Thursday, March 21, 2019

He Rubbed My Back...

He rubbed my back... several times, often, regularly, as a common occurrence. The type of rub that was slow, that pulled you in, that was the full length of your back. It went slowly, up and down and there was some pressure to pull me in closer and talk about important things. 
These things were so important I had no right to pull back, no right to draw out some space. These things were important and intimate, I needed to come close, so close that I could feel and smell his breath. I could hear the licking of his tongue with his words. It flicked out in between sentences. 
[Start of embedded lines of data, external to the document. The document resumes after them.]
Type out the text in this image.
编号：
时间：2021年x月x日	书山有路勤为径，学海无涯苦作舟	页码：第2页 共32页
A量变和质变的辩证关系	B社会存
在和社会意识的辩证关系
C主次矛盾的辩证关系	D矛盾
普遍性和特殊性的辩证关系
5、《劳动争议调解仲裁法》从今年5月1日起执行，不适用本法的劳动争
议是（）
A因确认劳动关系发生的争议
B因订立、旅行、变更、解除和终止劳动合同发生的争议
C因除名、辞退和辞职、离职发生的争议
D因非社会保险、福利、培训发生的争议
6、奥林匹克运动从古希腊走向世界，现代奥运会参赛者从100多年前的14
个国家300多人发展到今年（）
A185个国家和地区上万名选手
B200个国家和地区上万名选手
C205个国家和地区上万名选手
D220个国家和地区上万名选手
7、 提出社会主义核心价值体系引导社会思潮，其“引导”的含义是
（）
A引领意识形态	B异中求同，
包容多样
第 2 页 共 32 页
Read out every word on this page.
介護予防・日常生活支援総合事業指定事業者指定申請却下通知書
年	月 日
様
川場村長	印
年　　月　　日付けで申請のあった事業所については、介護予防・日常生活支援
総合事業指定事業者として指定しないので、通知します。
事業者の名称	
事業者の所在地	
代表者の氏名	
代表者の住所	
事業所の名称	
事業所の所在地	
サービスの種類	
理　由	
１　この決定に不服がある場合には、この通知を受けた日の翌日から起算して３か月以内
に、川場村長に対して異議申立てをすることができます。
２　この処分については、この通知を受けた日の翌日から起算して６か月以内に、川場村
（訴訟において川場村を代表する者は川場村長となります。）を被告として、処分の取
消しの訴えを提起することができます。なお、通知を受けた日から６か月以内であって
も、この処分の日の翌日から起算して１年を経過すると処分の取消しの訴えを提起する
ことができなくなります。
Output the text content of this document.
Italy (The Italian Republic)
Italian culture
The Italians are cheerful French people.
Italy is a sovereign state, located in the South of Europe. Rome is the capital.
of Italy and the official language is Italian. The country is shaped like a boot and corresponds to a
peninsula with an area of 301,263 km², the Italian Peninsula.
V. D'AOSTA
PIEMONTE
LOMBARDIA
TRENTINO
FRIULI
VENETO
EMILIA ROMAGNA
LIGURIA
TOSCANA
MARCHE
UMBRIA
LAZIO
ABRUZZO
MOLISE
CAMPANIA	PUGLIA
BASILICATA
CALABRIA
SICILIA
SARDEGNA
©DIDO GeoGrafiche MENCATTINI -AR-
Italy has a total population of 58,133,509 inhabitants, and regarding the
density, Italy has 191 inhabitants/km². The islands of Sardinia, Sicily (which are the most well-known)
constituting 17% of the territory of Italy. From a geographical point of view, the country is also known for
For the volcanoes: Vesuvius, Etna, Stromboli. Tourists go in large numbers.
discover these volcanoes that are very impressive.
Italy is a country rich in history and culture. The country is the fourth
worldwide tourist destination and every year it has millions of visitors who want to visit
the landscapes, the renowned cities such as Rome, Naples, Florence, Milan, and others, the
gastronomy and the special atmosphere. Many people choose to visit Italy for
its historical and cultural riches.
Then I tell myself, what if I am making all of this up? What IF it is my imagination? My perception of the relationship; skewed by poor male relationships built from day one with my most primary one, my father. 
Has that and all that had followed up to this point damaged me this severely that I perceived the Pastor as a pervert?
Yet, my husband saw it. I brought it up, he saw it, and he agreed. On more than one occasion I begged for his protection or defense. 
I was left as wounded prey.
It built up and I eventually shut down and refused to attend anymore. 
Yes, I could have acted in a healthier and assertive way. I can "see" what I could have and should have done. I was not emotionally able. 
Now, I am very reactive to men. If I am shown any interest I sort of reply back like an aggressive dog. 
As far as if this contributed to my fall from grace, no. However, it did demonstrate how fake religious belief is for those in higher position. 
It is power and it is a mask. The ones below are more sincere but more likely to be abused in some form. It did not destroy my faith but it did help open my eyes.